We are plagued by all things diet/weight related on the internet. One of the things I see most often are diets that encourage people to severely restrict or eliminate food group(s). I always encourage everyone to be leery of anything that requires you to seriously cut back on or eliminate any food group in its entirety, as it is not necessary. When you lose a food group, you are at risk for developing a deficiency. If you need to eliminate certain foods due to food allergies, your dietitian can help you figure out what needs to be supplemented in order to make up for any food that requires elimination in order to keep you well. I always say “if we take this out, then we have to put something else in”.

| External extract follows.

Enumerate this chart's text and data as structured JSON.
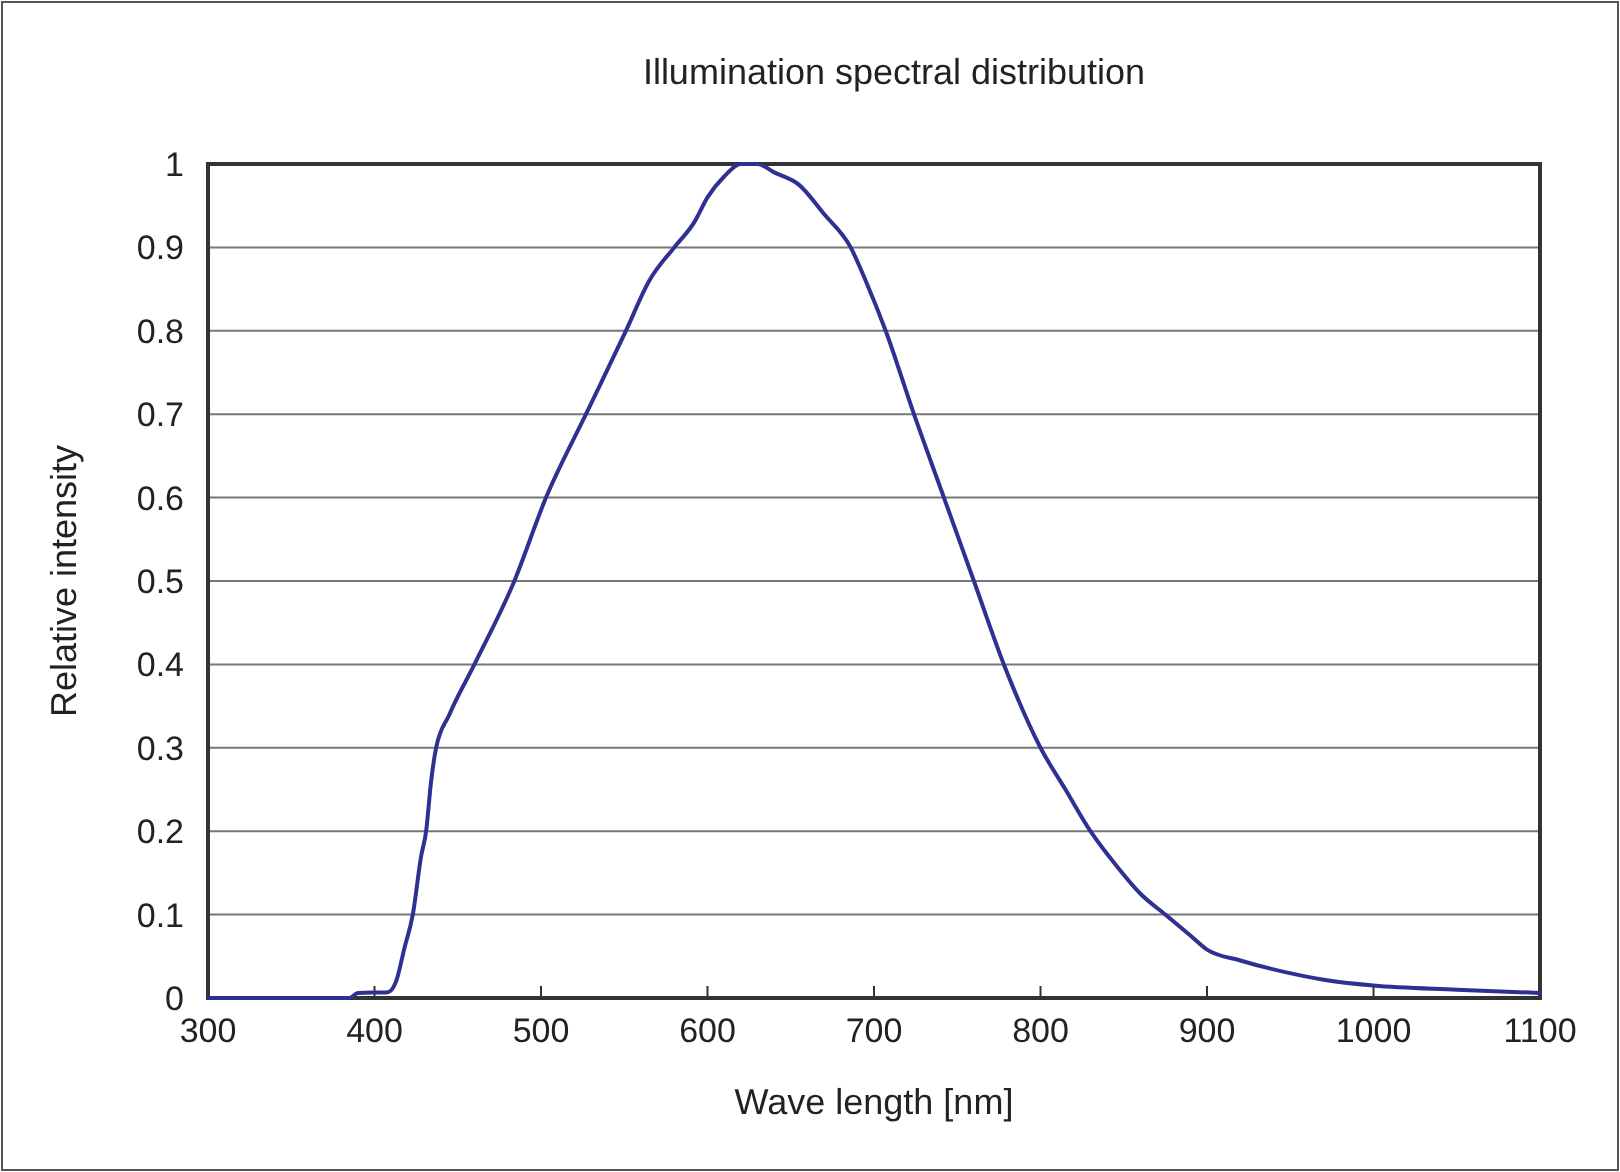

I think one of the biggest barriers people encounter is not making sure that they have a variety of foods from every food group. We tend to focus on what not to put on the plate, whereas the emphasis really should be to focus on what to put ON the plate. This way of thinking is often a big shift for a lot of people. Unfortunately, this is not a common focus when scrolling through many social media feeds.
Filter Your Messages.
I often find that adults have difficulty sifting through the messages that they see about nutrition on the internet. As you can imagine, this must be even more challenging for children and teenagers. While you can’t control what your children and teens hear about nutrition at school, you can make sure you are sending appropriate messages. As the saying goes “actions speak louder than words”. Part of my job as a dietitian is to not only determine how a client perceives food and their relationship with food, but also to assess where those beliefs may have originated. Clients of all ages (starting at a very young age) can and do recall very specific messages that they received from their parents about food growing up. The messages are often not verbal messages as you may expect, but rather non-verbal messages that were/are observed. Take care to filter your own thoughts/beliefs about food to see if you may be sending the wrong message.
Challenge your Motivation.
The internet runs rampant with messages on how we should look and the main focus tends to be on achieving weight loss. What would happen if we changed our way of thinking? No matter what your nutrition goal is – if you are consistently chasing a number (be it up or down) you may find that this may not be as satisfying as it may sound. Any time I meet with someone, I really try to emphasize that there must be some sort of non-weight related motivation. A number does not really change anything, but a healthier lifestyle with more balance may help us live longer. Going out to eat and feeling like you are not plagued about what to have or not have may lead to being able to be a better friend due to being able to be in the moment and engage more socially. A more balanced lifestyle may lead to less stress and lower your risk of health conditions. A balanced pattern may help you be a better athlete or student. What messages about motivation do you see? Now, take a moment and think about what REALLY motivates you.
Whether you are sending or receiving messages, I encourage you to take a moment to filter through the information. Be leery of extreme approaches and always err on the side of caution. If you are having difficulty with navigating food situations, please speak with your healthcare provider.